The days leading up to the 2011 Michigan game were filled with question marks. The Buckeyes had lost two straight games – a stunning 26-23 overtime defeat at Purdue and a 20-14 loss to Penn State on Senior Day – to fall to 6-5 and 3-4 in Big Ten play. There were rumblings about the future of OSU interim head coach Luke Fickell and the rest of the coaching staff. Ohio State also had a murky bowl picture and the looming specter of the NCAA's final decision on punishments stemming from the football program's rules violations.
It was a difficult time at the Woody Hayes Athletic Center.
"The situation that we were in last year, everything was just swarming around," senior defensive back Orhian Johnson said. "Honestly, we could listen to it, but we were like, ‘All right, man, we have this game, and then what bowl are we going to go to and how are we going to do this?' We weren't really so much worried about who our coach was. We were worried about the situation we would be in as a football team."
Michigan snapped a seven-game losing streak to the Buckeyes with a 40-34 win in Ann Arbor, setting the stage for Urban Meyer to take over the program and reshape the Buckeyes. Then, in December, the NCAA brought the proverbial hammer down on Ohio State, giving Buckeyes a postseason ban to go with three years of probation and a scholarship reduction.
For the seniors-to-be, it meant they would only get 12 games to finish their collegiate careers. No bowl. No chance at winning the Big Ten championship. The next Michigan game would be their last in scarlet and gray.
Special teams player/safety Zach Domicone was one of several Buckeyes to learn about the punishment while visiting patients at a Columbus area hospital. The Buckeyes were caught off-guard by the news. OSU athletic director Gene Smith had told the players – and everyone else – that a postseason ban was unlikely.
"I don't think anyone saw it coming," Domicone said. "It really was shocking. Everyone was kind of at a loss for words. People were angry.
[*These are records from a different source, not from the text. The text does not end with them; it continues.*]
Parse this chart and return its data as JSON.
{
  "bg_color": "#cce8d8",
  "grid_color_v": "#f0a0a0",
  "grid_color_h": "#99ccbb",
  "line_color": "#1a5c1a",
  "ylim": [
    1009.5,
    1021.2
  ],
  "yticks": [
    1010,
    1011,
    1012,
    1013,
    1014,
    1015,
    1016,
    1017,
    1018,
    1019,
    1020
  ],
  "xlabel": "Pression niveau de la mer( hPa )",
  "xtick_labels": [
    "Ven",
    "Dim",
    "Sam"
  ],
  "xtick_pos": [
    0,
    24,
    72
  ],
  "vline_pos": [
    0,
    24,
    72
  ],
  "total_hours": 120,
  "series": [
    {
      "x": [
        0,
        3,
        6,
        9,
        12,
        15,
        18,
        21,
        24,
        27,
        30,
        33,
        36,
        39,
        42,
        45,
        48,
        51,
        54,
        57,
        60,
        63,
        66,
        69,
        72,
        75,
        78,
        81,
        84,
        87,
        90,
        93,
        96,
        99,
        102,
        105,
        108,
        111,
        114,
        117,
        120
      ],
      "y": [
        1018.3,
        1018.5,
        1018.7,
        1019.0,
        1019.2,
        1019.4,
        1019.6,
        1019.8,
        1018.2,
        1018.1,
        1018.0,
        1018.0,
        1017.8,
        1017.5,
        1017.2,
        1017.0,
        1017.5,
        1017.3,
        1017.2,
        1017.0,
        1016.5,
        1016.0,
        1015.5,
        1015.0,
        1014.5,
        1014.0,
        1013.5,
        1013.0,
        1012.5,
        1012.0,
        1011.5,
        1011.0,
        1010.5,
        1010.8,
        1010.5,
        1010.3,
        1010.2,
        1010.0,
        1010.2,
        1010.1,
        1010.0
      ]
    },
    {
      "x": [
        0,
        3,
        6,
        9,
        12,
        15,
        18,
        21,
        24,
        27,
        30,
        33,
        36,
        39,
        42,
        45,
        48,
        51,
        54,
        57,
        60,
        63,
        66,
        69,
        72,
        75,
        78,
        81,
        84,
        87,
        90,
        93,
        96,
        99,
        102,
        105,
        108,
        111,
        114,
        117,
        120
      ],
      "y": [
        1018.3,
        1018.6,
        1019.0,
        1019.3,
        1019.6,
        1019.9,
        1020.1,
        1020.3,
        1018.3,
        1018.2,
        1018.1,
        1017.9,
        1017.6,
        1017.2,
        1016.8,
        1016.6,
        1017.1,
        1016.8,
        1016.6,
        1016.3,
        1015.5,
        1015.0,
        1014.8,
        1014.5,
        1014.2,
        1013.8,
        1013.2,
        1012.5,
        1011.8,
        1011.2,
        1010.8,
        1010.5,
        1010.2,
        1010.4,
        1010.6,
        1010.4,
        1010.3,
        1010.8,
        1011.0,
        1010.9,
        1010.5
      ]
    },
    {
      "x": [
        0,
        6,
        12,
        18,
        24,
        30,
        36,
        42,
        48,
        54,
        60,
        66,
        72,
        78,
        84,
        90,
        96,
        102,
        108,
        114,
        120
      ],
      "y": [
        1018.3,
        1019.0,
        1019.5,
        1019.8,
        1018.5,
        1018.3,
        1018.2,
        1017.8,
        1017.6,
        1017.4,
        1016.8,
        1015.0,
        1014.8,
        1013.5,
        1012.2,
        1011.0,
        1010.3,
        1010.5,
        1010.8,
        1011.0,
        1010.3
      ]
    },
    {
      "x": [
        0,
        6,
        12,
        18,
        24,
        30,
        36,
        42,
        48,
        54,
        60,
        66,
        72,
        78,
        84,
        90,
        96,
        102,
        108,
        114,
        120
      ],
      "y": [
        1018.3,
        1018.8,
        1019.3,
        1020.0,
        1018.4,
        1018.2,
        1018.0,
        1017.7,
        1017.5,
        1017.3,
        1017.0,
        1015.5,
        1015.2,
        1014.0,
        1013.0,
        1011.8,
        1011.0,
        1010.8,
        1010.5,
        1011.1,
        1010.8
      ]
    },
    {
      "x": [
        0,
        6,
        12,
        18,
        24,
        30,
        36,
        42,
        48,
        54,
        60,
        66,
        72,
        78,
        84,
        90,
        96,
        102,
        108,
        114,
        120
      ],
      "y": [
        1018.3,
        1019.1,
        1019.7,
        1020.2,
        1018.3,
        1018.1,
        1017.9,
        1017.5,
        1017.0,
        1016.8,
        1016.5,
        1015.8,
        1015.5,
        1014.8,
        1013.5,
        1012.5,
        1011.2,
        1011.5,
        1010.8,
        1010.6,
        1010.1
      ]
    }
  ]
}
"We were in the hospital visiting patients and that's when it broke. It was on TVs, on ESPN. People were like, ‘How do you feel that you can't play in a bowl game (next year)?,' and we were like, ‘What are you talking about?' "
Domicone said his classmates were on the same bus returning from the hospital, and that there were "mixed emotions going around." The team was officially told about the NCAA's punishment at a team meeting upon their return. Even so, leaving Ohio State was not something Domicone considered.
"I don't' think it crossed anyone's mind to leave," he said. "We'd been here, the class I came in with – like (Johnson) and (Travis Howard and Etienne Sabino) – we wanted to leave our mark. We wanted to leave a legacy. Last year didn't really go as planned.
"Nobody wanted to go out like that."
That attitude was a prevailing one about Domicone's classmates.
"There were murmurs around the locker room and stuff like that, but really this team is honestly like my brothers," Johnson said. "Those guys really became close to me. The stuff we had to go through with all the coaching changes and with the bowl ban and then the sanctions. You could only get closer through all of that and I really appreciate those guys being there for me and me being there for them."
The group also saw a duty to be there for the younger members of the team, especially those who had yet to taste major success at the collegiate level.
"We knew we had to make a statement this year because a lot of our team are sophomores and they had a losing record last year as their freshman year," fullback-turned-linebacker Zach Boren said. "We knew we had to get Coach Meyer off on the right foot and have a successful season, and I think we've done that so far."
That's a little bit of an understatement. Ohio State brings an 11-0 record into its season finale, scheduled for a noon kickoff on Saturday at Ohio Stadium. The Buckeyes have clinched the Big Ten Leaders Division title, though they cannot play in the upcoming league championship game, and still have a chance at earning a national championship by finishing the year atop The Association Press' Top 25 poll. They currently sit fourth behind unbeaten Notre Dame and a pair of one-loss SEC teams in Alabama and Georgia.
While there will be no postseason for the seniors, the annual Michigan game is special enough on its own.
"This is the Super Bowl, this is the bowl game," fifth-year senior linebacker Etienne Sabino said. "This is the national championship. This is everything to us. This is The Game."
The senior class can make history this weekend with a win. That would give Ohio State only its sixth unbeaten season, a fact that would add a nice bookend to the careers of the team's 21 seniors: Boren, Dalton Britt, Ben Buchanan, Domicone, Reid Fragel, Garrett Goebel, Adam Homan, Howard, Johnson, Storm Klein, William McCary, Ross Oltorik, Vincent Petrella, Taylor Rice, Sabino, Justin Siems, John Simon, Stewart Smith, Kharim Stephens, Jake Stoneburner and Nathan Williams.
"It'd mean everything, honestly," Boren said. "When I'm older I'll just look back and think that helping lead this team to an undefeated season is something that not a lot of former Ohio State football players have been able to do.
"We still have a lot of work to do this week and it'd be one of those things after Saturday, if we win, I'll be able to sit back and be happy with how the season went and be proud of this team and the seniors and how we led them."